Wednesday, February 10, 2016

2300





Twenty three hundred and there is a random line in mind.
An image lingered from the last story read, an Atwood;
the story, party autobiographical.
At the corner of my eye, a house lizard looks about.
You can almost see through its new skin.
There are no stars tonight; the sky is threatening rain.
I want to tell you about stray dogs daily seen
but it not going to be a happy story.
What can be told happily about? Happily being a word
that skips and hops like a child
singing a newly learned song or meeting a new friend
who has agreed to exchange marbles with a bubble gum
the kind that leaves a tint on your teeth.
When did you learn to whistle?
I learned to move my ears when I was nine or ten or
eleven or twelve; who can remember exactly when?

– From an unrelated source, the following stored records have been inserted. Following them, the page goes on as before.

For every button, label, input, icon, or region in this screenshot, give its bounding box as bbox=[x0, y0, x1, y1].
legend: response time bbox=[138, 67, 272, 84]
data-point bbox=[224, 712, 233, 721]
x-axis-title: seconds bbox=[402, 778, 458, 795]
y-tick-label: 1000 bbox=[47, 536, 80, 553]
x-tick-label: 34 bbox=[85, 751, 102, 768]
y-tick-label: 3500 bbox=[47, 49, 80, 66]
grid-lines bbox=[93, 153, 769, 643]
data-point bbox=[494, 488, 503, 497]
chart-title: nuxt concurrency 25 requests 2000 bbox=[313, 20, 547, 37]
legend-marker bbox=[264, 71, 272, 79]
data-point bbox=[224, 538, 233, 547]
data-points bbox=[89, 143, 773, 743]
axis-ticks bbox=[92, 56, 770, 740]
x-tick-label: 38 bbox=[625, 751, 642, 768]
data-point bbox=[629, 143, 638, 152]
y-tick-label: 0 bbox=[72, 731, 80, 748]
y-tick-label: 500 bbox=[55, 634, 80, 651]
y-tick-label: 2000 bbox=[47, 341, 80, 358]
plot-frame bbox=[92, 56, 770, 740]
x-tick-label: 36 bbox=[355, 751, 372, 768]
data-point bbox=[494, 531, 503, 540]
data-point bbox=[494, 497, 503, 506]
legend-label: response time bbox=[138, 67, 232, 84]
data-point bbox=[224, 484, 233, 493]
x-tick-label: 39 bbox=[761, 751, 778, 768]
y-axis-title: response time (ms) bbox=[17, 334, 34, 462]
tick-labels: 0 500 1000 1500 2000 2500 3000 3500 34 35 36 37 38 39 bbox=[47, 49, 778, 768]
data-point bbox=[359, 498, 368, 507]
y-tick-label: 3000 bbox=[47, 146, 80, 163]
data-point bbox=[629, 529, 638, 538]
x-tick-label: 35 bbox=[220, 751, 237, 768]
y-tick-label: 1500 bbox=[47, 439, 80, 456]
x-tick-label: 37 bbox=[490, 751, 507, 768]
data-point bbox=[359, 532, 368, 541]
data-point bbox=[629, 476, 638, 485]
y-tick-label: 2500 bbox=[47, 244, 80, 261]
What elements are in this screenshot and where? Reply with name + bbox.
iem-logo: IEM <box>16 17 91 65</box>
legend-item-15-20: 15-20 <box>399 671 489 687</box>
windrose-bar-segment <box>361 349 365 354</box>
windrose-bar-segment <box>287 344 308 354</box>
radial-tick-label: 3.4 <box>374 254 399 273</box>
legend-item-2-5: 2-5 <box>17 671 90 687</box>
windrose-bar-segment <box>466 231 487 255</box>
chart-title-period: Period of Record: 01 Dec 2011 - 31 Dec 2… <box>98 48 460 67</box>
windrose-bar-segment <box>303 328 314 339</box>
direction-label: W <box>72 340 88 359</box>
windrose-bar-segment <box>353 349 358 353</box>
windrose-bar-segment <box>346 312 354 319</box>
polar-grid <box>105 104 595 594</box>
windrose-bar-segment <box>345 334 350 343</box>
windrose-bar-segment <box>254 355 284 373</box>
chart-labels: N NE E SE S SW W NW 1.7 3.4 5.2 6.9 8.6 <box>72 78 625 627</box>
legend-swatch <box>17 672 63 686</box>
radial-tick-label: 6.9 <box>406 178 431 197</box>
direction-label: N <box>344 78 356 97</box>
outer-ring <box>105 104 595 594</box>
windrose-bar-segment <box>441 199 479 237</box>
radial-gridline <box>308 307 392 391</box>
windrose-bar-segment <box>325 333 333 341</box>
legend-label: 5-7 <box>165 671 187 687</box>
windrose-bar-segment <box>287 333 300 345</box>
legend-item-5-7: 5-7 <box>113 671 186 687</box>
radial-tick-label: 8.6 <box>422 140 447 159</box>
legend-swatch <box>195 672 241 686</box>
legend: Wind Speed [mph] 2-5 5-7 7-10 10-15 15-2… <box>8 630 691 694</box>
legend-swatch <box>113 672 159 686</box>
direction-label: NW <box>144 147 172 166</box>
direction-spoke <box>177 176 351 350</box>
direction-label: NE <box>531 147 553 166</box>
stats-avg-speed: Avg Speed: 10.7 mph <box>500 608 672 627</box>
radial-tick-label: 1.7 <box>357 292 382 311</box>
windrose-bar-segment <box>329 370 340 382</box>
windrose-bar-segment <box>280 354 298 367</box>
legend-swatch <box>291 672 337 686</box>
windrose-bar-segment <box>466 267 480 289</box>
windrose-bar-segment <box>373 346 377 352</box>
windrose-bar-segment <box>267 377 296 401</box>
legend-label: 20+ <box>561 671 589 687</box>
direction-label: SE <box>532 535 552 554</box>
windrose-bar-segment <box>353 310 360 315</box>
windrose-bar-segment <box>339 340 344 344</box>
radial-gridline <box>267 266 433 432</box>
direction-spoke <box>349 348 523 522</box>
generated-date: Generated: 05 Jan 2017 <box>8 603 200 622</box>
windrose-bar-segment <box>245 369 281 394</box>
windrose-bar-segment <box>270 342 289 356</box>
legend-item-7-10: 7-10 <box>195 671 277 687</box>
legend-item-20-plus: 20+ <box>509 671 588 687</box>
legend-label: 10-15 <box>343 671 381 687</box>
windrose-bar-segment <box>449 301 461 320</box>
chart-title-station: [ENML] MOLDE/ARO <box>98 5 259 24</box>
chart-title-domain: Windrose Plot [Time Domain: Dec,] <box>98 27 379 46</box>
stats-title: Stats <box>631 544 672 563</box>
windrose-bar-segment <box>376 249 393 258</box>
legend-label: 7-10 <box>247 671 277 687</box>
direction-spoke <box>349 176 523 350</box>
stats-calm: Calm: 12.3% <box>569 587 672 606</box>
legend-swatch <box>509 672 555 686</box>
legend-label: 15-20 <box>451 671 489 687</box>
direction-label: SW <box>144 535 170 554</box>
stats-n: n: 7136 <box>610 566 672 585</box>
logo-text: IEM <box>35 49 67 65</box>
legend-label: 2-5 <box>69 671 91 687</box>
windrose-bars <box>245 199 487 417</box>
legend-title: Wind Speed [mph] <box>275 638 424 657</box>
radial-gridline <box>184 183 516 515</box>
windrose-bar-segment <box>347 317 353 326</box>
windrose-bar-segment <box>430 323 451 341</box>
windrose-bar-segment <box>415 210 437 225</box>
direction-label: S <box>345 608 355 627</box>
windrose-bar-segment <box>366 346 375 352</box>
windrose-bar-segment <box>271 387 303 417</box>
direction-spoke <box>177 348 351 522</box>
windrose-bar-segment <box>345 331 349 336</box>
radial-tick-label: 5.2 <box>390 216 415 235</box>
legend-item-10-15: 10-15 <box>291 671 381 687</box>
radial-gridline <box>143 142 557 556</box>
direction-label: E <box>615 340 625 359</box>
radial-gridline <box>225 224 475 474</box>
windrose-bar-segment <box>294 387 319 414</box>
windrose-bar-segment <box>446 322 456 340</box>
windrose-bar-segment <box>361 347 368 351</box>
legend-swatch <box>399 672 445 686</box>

Summers melt themselves together; you and I once
ran light footed on the wind itself.
The ears can still move to this day;
a trick to fascinate any child with.
One of these days I think I will find myself
telling why I have stayed away from church
even though god must still be out there.
No one asked "Can a poem really change a world?" Answer is
no
but they are written anyway because the lines are there.
Lines like boundaries of what lies on either sides.
The day is unfinished, but has ended.